Mit Beschluss vom 29. Juni 2015 (Az. 15 ZB 13.1897) hat der Senat die Berufung wegen besonderer tatsächlicher und rechtlicher Schwierigkeiten der Rechtssache zugelassen. Mit Schriftsatz vom 30. August 2016 hat der Kläger dem Verwaltungsgerichtshof mitgeteilt, dass er mit dem zuständigen Finanzamt mittlerweile eine Möglichkeit gefunden habe, die Kosten für die Umbaumaßnahmen über § 21 EStG in Ansatz zu bringen. Im Hinblick darauf erklärte er den Rechtsstreit in der Hauptsache für erledigt. Der Beklagte hat der Erledigungserklärung mit Schriftsatz vom 8. September 2016 zugestimmt.
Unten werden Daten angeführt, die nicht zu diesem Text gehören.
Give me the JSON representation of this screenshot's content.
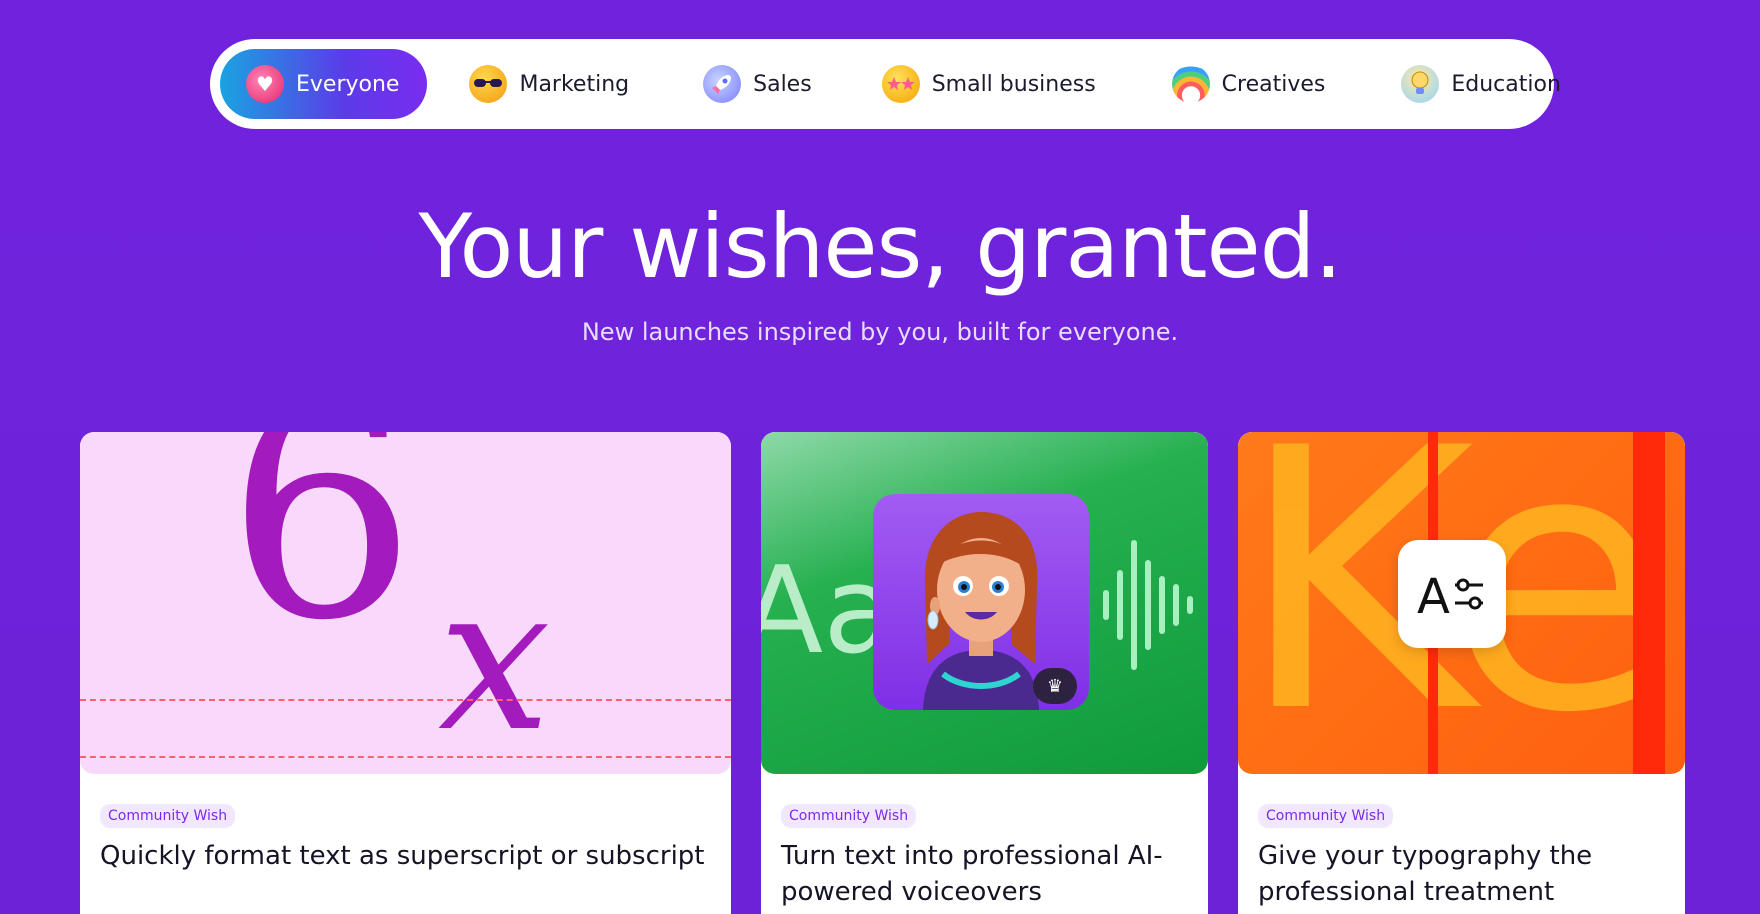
{
  "tabs": [
    {
      "label": "Everyone",
      "icon": "sparkling-heart-icon",
      "active": true
    },
    {
      "label": "Marketing",
      "icon": "sunglasses-face-icon",
      "active": false
    },
    {
      "label": "Sales",
      "icon": "rocket-icon",
      "active": false
    },
    {
      "label": "Small business",
      "icon": "star-struck-face-icon",
      "active": false
    },
    {
      "label": "Creatives",
      "icon": "rainbow-icon",
      "active": false
    },
    {
      "label": "Education",
      "icon": "lightbulb-icon",
      "active": false
    }
  ],
  "hero": {
    "title": "Your wishes, granted.",
    "subtitle": "New launches inspired by you, built for everyone."
  },
  "cards": [
    {
      "badge": "Community Wish",
      "title": "Quickly format text as superscript or subscript",
      "art": {
        "base": "6",
        "sub": "x"
      }
    },
    {
      "badge": "Community Wish",
      "title": "Turn text into professional AI-powered voiceovers",
      "art": {
        "text": "Aa"
      }
    },
    {
      "badge": "Community Wish",
      "title": "Give your typography the professional treatment",
      "art": {
        "text": "Ke",
        "icon_text": "A"
      }
    }
  ],
  "colors": {
    "background": "#7124dd",
    "active_tab_gradient_start": "#1aa3e0",
    "active_tab_gradient_end": "#7a2cf0",
    "badge_text": "#7d2ae8"
  }
}
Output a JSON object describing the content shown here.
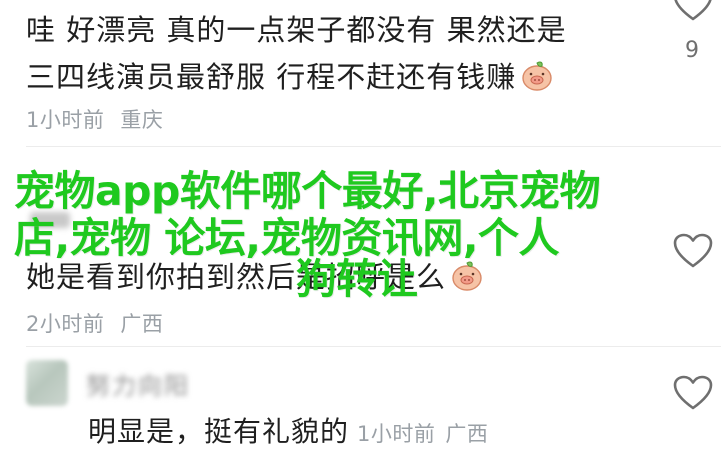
{
  "comments": [
    {
      "line1": "哇 好漂亮 真的一点架子都没有 果然还是",
      "line2": "三四线演员最舒服 行程不赶还有钱赚",
      "time": "1小时前",
      "location": "重庆",
      "like_count": "9"
    },
    {
      "text": "她是看到你拍到然后是招呼是么",
      "time": "2小时前",
      "location": "广西"
    },
    {
      "author": "努力向阳",
      "reply_text": "明显是，挺有礼貌的",
      "time": "1小时前",
      "location": "广西"
    }
  ],
  "watermark": {
    "line1": "宠物app软件哪个最好,北京宠物",
    "line2": "店,宠物 论坛,宠物资讯网,个人",
    "line3": "狗转让",
    "color": "#1fc91f"
  },
  "icons": {
    "like": "heart-outline-icon",
    "emoji": "pig-face-emoji-icon"
  }
}
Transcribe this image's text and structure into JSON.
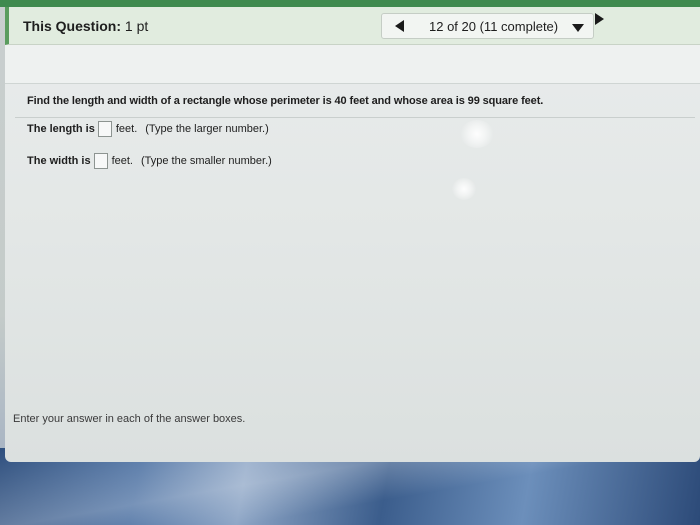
{
  "header": {
    "label": "This Question:",
    "points": "1 pt",
    "progress": "12 of 20 (11 complete)"
  },
  "question": {
    "prompt": "Find the length and width of a rectangle whose perimeter is 40 feet and whose area is 99 square feet.",
    "length": {
      "label": "The length is",
      "unit": "feet.",
      "hint": "(Type the larger number.)",
      "value": ""
    },
    "width": {
      "label": "The width is",
      "unit": "feet.",
      "hint": "(Type the smaller number.)",
      "value": ""
    }
  },
  "footer": {
    "instructions": "Enter your answer in each of the answer boxes."
  },
  "icons": {
    "prev": "left-triangle-icon",
    "next": "right-triangle-icon",
    "dropdown": "caret-down-icon"
  },
  "colors": {
    "header_accent": "#5a9c5e",
    "header_bg": "#e1ecdf"
  }
}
II. Das Verfahren ist in entsprechender Anwendung von § 92 Abs. 3 Satz 1 VwGO einzustellen, weil der Rechtsstreit durch die übereinstimmenden Erklärungen der Beteiligten in der Hauptsache erledigt ist. Das Urteil des Verwaltungsgerichts ist in Ziffer I. Satz 1 und Ziffer II. wirkungslos geworden (§ 173 VwGO i. V. m. § 269 Abs. 3 Satz 1 Halbsatz 2 ZPO).
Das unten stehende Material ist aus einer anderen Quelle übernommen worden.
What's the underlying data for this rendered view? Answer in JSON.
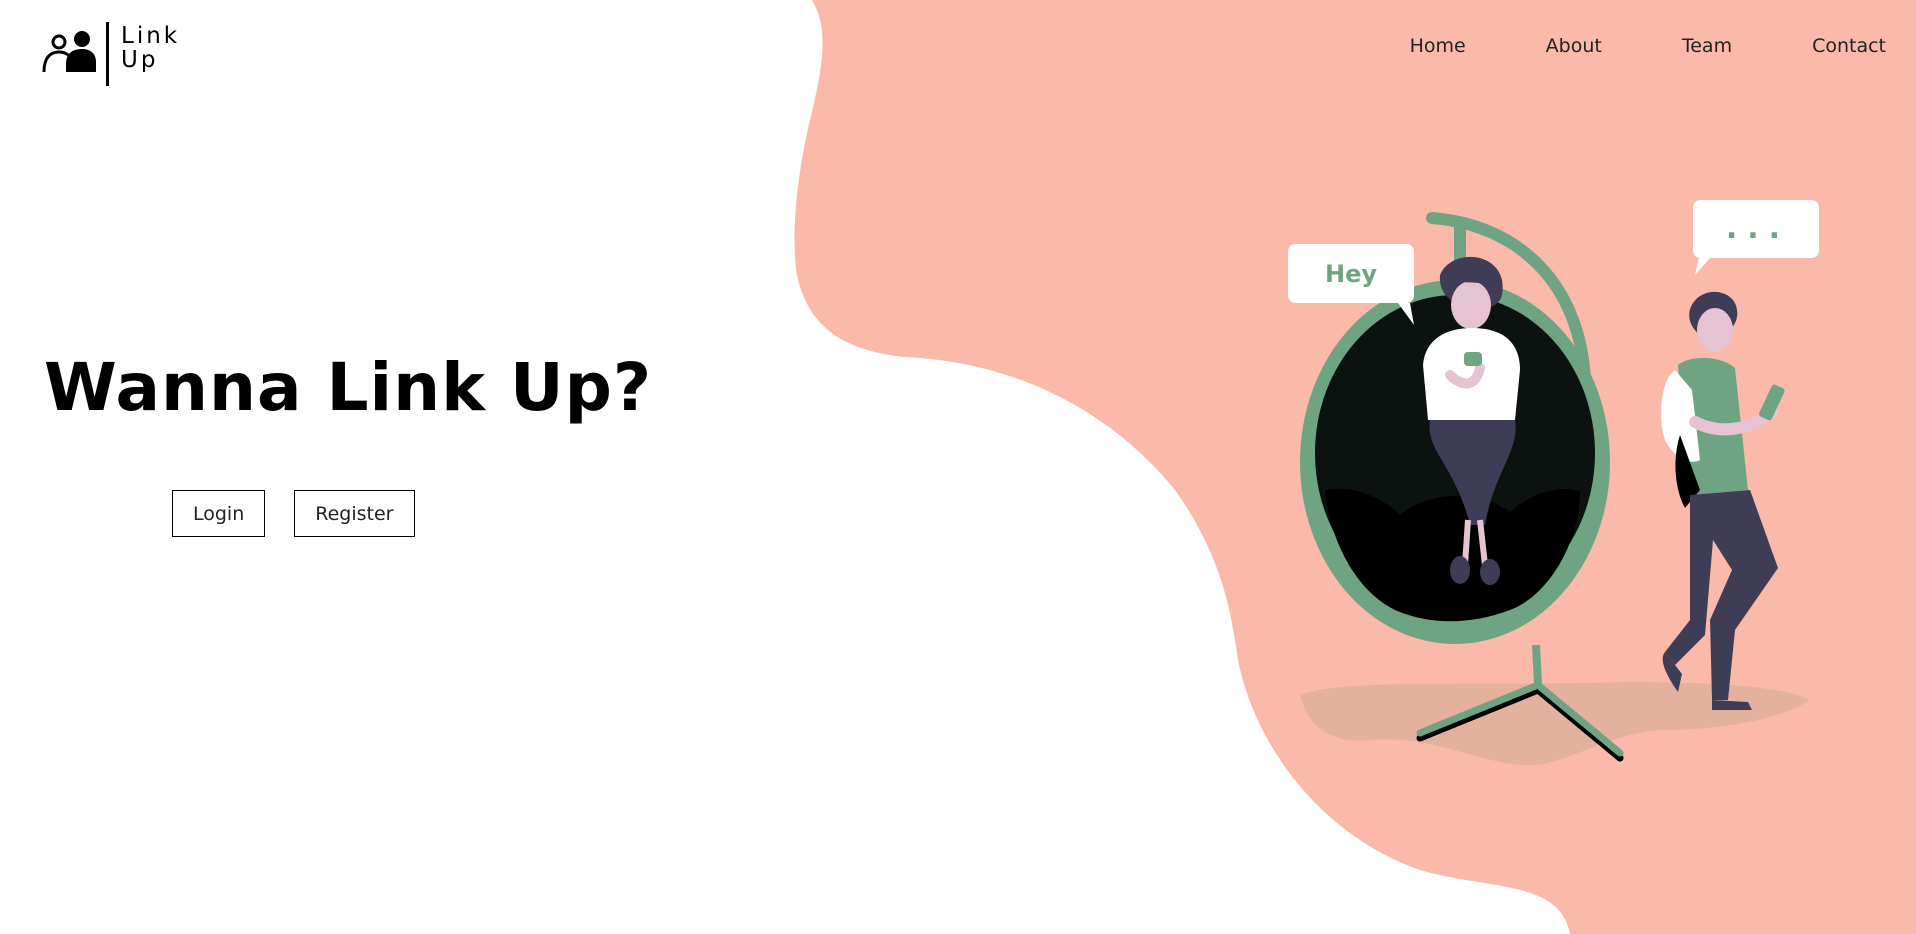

Über die Kosten des Verfahrens ist nach billigem Ermessen unter Berücksichtigung des bisherigen Sach- und Streitstands zu entscheiden (§ 161 Abs. 2 VwGO). In der Regel entspricht es billigem Ermessen, gemäß dem Grundsatz des § 154 Abs. 1 VwGO dem Beteiligten die Verfahrenskosten aufzuerlegen, der ohne die Erledigung in dem Rechtsstreit voraussichtlich unterlegen wäre. Bei offenen Erfolgsaussichten ist es im Allgemeinen billig, die Kosten des gesamten Verfahrens gegeneinander aufzuheben oder den Beteiligten zu gleichen Anteilen aufzuerlegen (vgl. § 155 Abs. 1 Satz 1 VwGO). Für die notwendige überschlägige Überprüfung des Streitstoffs sind aus Gründen der Prozesswirtschaftlichkeit Beweise nicht mehr zu erheben und schwierige Rechtsfragen nicht mehr zu klären (vgl. BVerwG, B.v. 24.6.2008 – 3 C 5/07 – juris Rn. 2; Kopp/Schenke, VwGO, 21. Aufl. 2015, § 161 Rn. 15).
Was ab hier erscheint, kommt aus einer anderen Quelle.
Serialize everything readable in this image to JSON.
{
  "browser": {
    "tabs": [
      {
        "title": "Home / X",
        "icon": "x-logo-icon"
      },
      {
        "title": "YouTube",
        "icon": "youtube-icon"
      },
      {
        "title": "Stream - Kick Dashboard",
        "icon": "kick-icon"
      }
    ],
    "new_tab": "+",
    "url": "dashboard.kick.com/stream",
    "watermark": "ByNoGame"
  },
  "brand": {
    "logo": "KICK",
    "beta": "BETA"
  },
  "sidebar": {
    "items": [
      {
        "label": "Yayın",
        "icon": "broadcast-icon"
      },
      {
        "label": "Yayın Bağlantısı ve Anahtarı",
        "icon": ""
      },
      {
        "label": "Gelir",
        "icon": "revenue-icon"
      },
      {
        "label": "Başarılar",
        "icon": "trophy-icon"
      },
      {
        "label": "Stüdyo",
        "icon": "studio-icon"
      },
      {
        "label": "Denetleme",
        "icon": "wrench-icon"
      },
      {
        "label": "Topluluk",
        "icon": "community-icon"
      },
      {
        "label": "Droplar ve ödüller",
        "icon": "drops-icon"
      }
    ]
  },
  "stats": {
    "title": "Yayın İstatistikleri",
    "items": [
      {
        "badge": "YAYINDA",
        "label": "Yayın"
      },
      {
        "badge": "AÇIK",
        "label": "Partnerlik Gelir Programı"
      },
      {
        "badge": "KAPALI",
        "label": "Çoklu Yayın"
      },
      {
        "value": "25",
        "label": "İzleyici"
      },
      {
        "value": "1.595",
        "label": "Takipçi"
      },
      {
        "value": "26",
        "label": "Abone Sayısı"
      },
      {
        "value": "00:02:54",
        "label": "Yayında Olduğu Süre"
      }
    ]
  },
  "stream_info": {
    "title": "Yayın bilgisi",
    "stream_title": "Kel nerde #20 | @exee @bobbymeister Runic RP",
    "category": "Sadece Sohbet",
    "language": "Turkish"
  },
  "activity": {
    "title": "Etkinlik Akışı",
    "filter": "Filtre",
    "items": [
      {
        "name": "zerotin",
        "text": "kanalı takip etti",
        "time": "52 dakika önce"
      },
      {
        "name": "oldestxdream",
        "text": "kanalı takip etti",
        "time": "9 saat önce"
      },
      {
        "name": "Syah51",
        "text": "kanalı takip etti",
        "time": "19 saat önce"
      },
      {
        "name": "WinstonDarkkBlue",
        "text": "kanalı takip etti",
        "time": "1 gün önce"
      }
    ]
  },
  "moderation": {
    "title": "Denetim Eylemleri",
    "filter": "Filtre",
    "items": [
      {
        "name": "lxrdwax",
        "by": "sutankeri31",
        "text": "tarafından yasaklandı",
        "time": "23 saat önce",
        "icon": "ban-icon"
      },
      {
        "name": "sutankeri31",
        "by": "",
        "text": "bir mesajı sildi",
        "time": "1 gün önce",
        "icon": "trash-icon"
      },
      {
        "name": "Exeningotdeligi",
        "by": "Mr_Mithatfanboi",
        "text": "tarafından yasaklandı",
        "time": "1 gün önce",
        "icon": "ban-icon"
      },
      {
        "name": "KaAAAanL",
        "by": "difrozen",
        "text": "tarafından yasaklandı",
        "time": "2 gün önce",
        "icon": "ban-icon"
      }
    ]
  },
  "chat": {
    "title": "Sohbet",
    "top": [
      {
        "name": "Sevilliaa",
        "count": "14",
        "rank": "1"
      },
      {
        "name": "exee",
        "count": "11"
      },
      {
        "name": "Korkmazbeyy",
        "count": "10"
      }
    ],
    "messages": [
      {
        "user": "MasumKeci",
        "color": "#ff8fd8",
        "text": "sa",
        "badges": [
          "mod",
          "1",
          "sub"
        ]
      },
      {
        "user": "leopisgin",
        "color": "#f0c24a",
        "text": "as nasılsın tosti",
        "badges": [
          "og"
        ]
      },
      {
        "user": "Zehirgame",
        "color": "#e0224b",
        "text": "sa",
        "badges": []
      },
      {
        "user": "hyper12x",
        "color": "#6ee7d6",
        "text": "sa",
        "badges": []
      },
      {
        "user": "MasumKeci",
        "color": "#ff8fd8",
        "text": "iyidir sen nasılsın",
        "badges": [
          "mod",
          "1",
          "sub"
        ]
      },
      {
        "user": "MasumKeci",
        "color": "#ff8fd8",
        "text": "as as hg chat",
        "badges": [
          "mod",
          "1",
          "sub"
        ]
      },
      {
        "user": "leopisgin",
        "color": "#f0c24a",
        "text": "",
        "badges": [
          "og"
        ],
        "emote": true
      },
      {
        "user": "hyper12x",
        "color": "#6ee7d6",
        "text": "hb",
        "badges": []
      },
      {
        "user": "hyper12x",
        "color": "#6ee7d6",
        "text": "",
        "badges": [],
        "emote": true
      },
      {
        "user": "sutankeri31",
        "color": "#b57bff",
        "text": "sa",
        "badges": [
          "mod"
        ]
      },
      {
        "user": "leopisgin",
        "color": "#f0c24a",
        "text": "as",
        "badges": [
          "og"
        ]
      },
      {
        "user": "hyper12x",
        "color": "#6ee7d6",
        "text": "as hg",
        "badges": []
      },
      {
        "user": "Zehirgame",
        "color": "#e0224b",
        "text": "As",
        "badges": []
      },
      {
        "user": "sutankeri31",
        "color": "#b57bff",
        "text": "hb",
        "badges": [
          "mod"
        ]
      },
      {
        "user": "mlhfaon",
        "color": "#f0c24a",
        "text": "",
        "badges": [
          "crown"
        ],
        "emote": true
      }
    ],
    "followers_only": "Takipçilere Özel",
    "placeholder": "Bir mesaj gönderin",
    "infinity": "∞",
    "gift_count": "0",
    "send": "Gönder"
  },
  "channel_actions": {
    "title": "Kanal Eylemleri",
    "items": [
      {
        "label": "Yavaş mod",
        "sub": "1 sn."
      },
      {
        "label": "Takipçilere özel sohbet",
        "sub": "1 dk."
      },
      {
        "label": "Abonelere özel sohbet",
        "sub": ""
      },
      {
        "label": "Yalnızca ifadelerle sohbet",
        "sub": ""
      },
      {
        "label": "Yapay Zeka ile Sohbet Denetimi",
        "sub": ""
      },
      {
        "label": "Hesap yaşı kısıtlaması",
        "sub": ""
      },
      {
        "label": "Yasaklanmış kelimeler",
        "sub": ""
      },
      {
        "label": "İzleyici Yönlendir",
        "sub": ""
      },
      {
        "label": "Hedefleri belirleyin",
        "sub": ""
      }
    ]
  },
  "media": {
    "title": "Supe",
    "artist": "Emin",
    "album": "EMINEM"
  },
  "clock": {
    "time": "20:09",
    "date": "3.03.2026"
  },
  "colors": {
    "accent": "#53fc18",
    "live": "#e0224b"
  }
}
Nach diesem Maßstab entspricht es billigem Ermessen, die Kosten gegeneinander aufzuheben, weil sich die Erfolgsaussichten der Klage im Zeitpunkt der übereinstimmenden Erledigungserklärungen als offen dargestellt haben.
Der Ausgang des Verfahrens hing maßgeblich von der Frage ab, ob zwischen dem Kläger und dem nach Art. 25 DSchG für die begehrte Bescheinigung zuständigen Bayerischen Landesamt für … eine Abstimmung im Sinn des § 7i Abs. 1 Satz 6 EStG – zumindest hinsichtlich einzelner Baumaßnahmen – erfolgt ist.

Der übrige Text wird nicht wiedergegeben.